Sunday, September 27, 2009

Happy Holidays from Hess

This is going to sound like one of those urban legends people love to forward as junk email. You know, the kind that come with the assurance "This really happened!" Well, this did really happen, although it is hard to believe it's true even as I write.

On my way to a gig in Jersey on Friday, I noticed my fuel light blinking. I was running on empty. Nothing new there, I am one of those people who always seem to be leaving the house with just enough time to arrive wherever they are going too late to stop for fuel.

I whispered encouragement to my little car all the way across the Cross Bronx, hoping to make it to Jersey, where the gasoline is somewhat less obscenely expensive. Avoiding the ubiquitous Exxon (I cannot in good conscience support them in any way,) I managed to find a Hess station in Lodi, not far from where I was heading. I put in twenty dollars, which gave me 6.9 gallons. When I pulled away, I saw that my fuel gauge was still on empty.
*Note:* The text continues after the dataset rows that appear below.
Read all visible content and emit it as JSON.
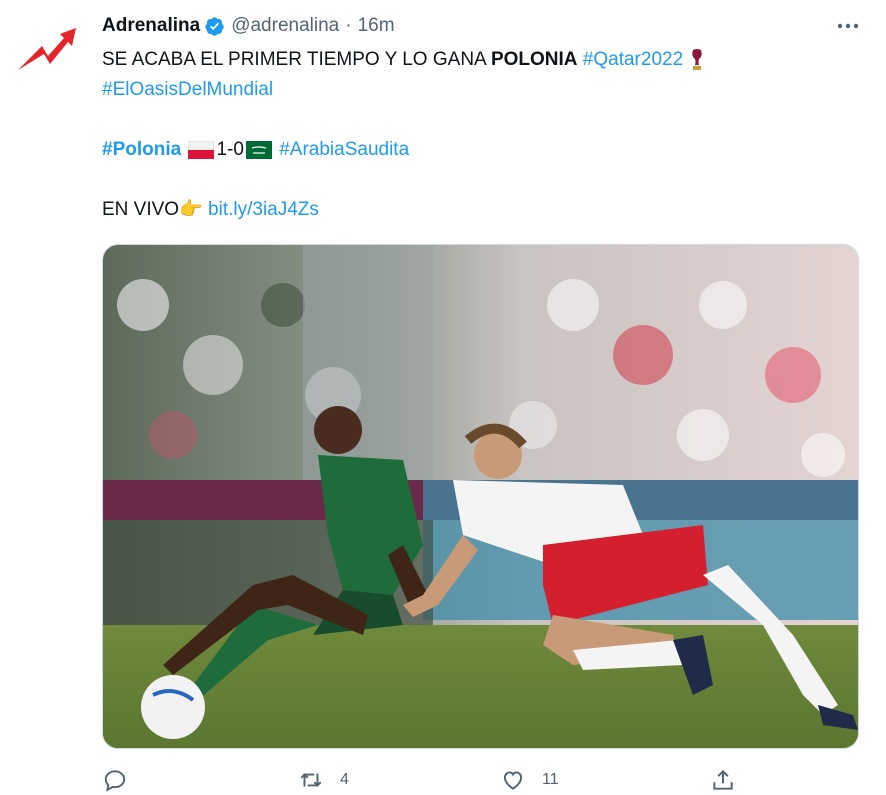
{
  "tweet": {
    "author_name": "Adrenalina",
    "handle": "@adrenalina",
    "separator": "·",
    "time": "16m",
    "verified": true,
    "lines": {
      "l1_text": "SE ACABA EL PRIMER TIEMPO Y LO GANA ",
      "l1_bold": "POLONIA",
      "l1_tag": "#Qatar2022",
      "l2_tag": "#ElOasisDelMundial",
      "l3_tag1": "#Polonia",
      "l3_score": "1-0",
      "l3_tag2": "#ArabiaSaudita",
      "l4_text": "EN VIVO",
      "l4_emoji": "👉",
      "l4_link": "bit.ly/3iaJ4Zs"
    },
    "media_description": "Saudi player in green kit falling after challenge with Poland player in white and red kit"
  },
  "actions": {
    "reply_count": "",
    "retweet_count": "4",
    "like_count": "11"
  },
  "colors": {
    "link": "#1d9bf0",
    "secondary": "#536471",
    "brand_red": "#e4262c"
  },
  "icons": [
    "adrenalina-logo-icon",
    "verified-badge-icon",
    "more-icon",
    "world-cup-trophy-icon",
    "poland-flag-icon",
    "saudi-flag-icon",
    "reply-icon",
    "retweet-icon",
    "like-icon",
    "share-icon"
  ]
}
This had been happening lately, so I have taken to setting the mini odometer to zero each time I put gas in the car. It's a trick I picked up from driving my last car, whose fuel gauge was unreliable. After running out of gas a few times, I learned to reset the odometer and keep track of the math myself. I figured the fuel gauge was malfunctioning. After all, I just put in twenty dollars.

The light kept blinking the rest of the way to the show, but I ignored it. On my way home, I could stop off at a gas station and fill the tank. Which is what I did.
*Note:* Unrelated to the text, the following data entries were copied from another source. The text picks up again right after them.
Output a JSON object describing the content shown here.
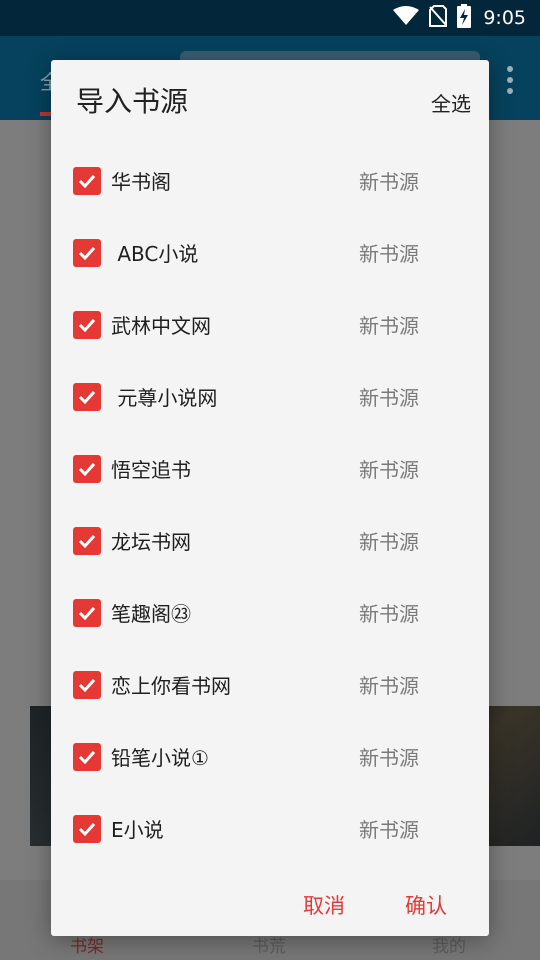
{
  "status_bar": {
    "time": "9:05",
    "icons": [
      "wifi-icon",
      "no-sim-icon",
      "battery-charging-icon"
    ]
  },
  "background": {
    "tab_label": "全",
    "bottom_nav": [
      "书架",
      "书荒",
      "我的"
    ],
    "colors": {
      "toolbar": "#06425d",
      "accent": "#b53a36"
    }
  },
  "dialog": {
    "title": "导入书源",
    "select_all": "全选",
    "sources": [
      {
        "name": "华书阁",
        "status": "新书源",
        "checked": true
      },
      {
        "name": " ABC小说",
        "status": "新书源",
        "checked": true
      },
      {
        "name": "武林中文网",
        "status": "新书源",
        "checked": true
      },
      {
        "name": " 元尊小说网",
        "status": "新书源",
        "checked": true
      },
      {
        "name": "悟空追书",
        "status": "新书源",
        "checked": true
      },
      {
        "name": "龙坛书网",
        "status": "新书源",
        "checked": true
      },
      {
        "name": "笔趣阁㉓",
        "status": "新书源",
        "checked": true
      },
      {
        "name": "恋上你看书网",
        "status": "新书源",
        "checked": true
      },
      {
        "name": "铅笔小说①",
        "status": "新书源",
        "checked": true
      },
      {
        "name": "E小说",
        "status": "新书源",
        "checked": true
      }
    ],
    "cancel_label": "取消",
    "confirm_label": "确认",
    "colors": {
      "accent": "#e53935",
      "surface": "#f4f4f4"
    }
  }
}
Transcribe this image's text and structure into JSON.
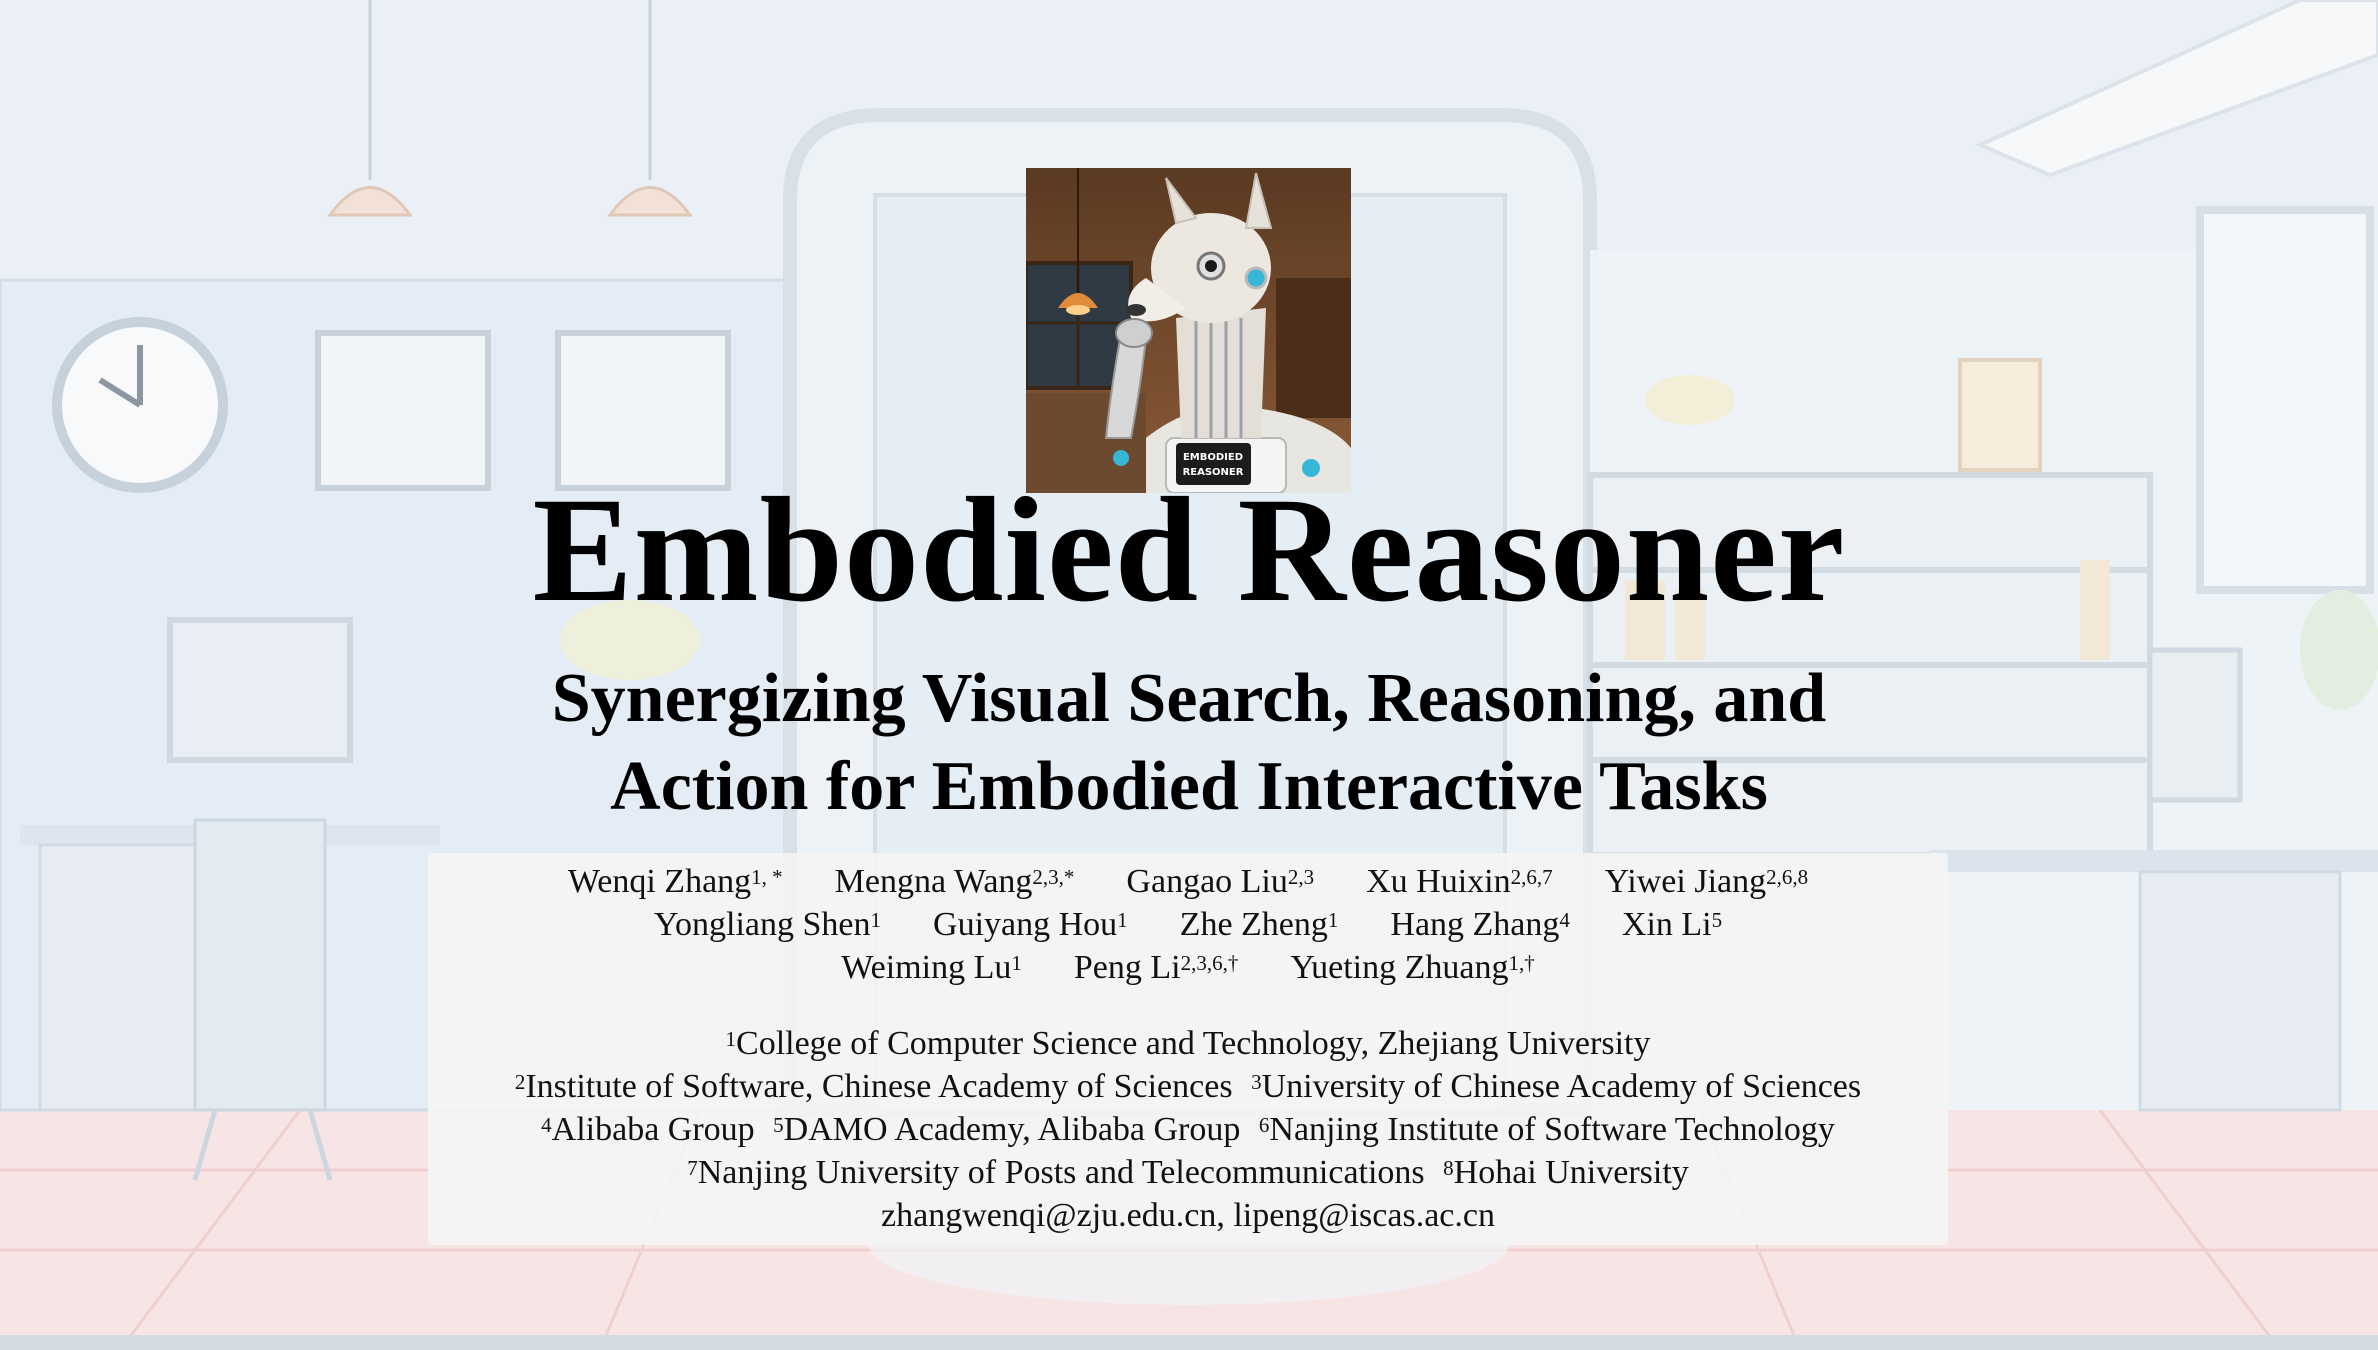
{
  "title": "Embodied Reasoner",
  "subtitle": [
    "Synergizing Visual Search, Reasoning, and",
    "Action for Embodied Interactive Tasks"
  ],
  "logo": {
    "badge_line1": "EMBODIED",
    "badge_line2": "REASONER"
  },
  "authors": [
    [
      {
        "name": "Wenqi Zhang",
        "sup": "1, *"
      },
      {
        "name": "Mengna Wang",
        "sup": "2,3,*"
      },
      {
        "name": "Gangao Liu",
        "sup": "2,3"
      },
      {
        "name": "Xu Huixin",
        "sup": "2,6,7"
      },
      {
        "name": "Yiwei Jiang",
        "sup": "2,6,8"
      }
    ],
    [
      {
        "name": "Yongliang Shen",
        "sup": "1"
      },
      {
        "name": "Guiyang Hou",
        "sup": "1"
      },
      {
        "name": "Zhe Zheng",
        "sup": "1"
      },
      {
        "name": "Hang Zhang",
        "sup": "4"
      },
      {
        "name": "Xin Li",
        "sup": "5"
      }
    ],
    [
      {
        "name": "Weiming Lu",
        "sup": "1"
      },
      {
        "name": "Peng Li",
        "sup": "2,3,6,†"
      },
      {
        "name": "Yueting Zhuang",
        "sup": "1,†"
      }
    ]
  ],
  "affiliations": [
    [
      {
        "sup": "1",
        "text": "College of Computer Science and Technology, Zhejiang University"
      }
    ],
    [
      {
        "sup": "2",
        "text": "Institute of Software, Chinese Academy of Sciences"
      },
      {
        "sup": "3",
        "text": "University of Chinese Academy of Sciences"
      }
    ],
    [
      {
        "sup": "4",
        "text": "Alibaba Group"
      },
      {
        "sup": "5",
        "text": "DAMO Academy, Alibaba Group"
      },
      {
        "sup": "6",
        "text": "Nanjing Institute of Software Technology"
      }
    ],
    [
      {
        "sup": "7",
        "text": "Nanjing University of Posts and Telecommunications"
      },
      {
        "sup": "8",
        "text": "Hohai University"
      }
    ]
  ],
  "emails": "zhangwenqi@zju.edu.cn, lipeng@iscas.ac.cn"
}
Here's where it gets interesting. My car only holds eleven gallons. 6.9 went in at the Hess in Lodi. It's only about 20 miles to Totowa, where I had my show. At the second gas station, the car took $35. The needle was now at full. Eleven gallons!

This made no sense. How could my gas tank be completely empty after I put in twenty dollars? Unless....

I drove back to the Hess. I explained to the man what had happened. I showed him receipts. I expected him to tell me there was no way they could have charged me for gasoline without putting it into my car. I thought he would tell me I was nuts for even thinking such a thing.

Know what he said? "It happens."

It happens? How does it happen? He said it was human error. Apparently, there is indeed a way to rig the pump to show that gasoline is being dispensed without actually dispensing gasoline! The fellow then added that it was 50% my fault for not catching it right away!

My father had a rule whenever we played board games. It was okay to cheat, as long as you did not get caught. If you got caught after the next person took their turn, it was too late. You got away with it, because it was the fault of the other players for not paying close enough attention.

This man from Hess had the same shady morals. Now I was wondering if all the times I thought my gas gauge was not working, I was wrong. Maybe the mind is more willing to accept a mechanical error than it is to accept that people are just plain corrupt. Not only are they ripping us off by charging inflated prices (while their CEO's are raking in record profits,) but now they are stealing from us outright!

In New Jersey, it is illegal to pump your own gas, which I guess makes it easier to get away with something like this. I called my credit card company to dispute the charge, but can't help wondering how many times I have paid too much for gasoline that I did not get, and how many other people have done the same, without knowing it.

Merry Christmas to you too, greedy oil company.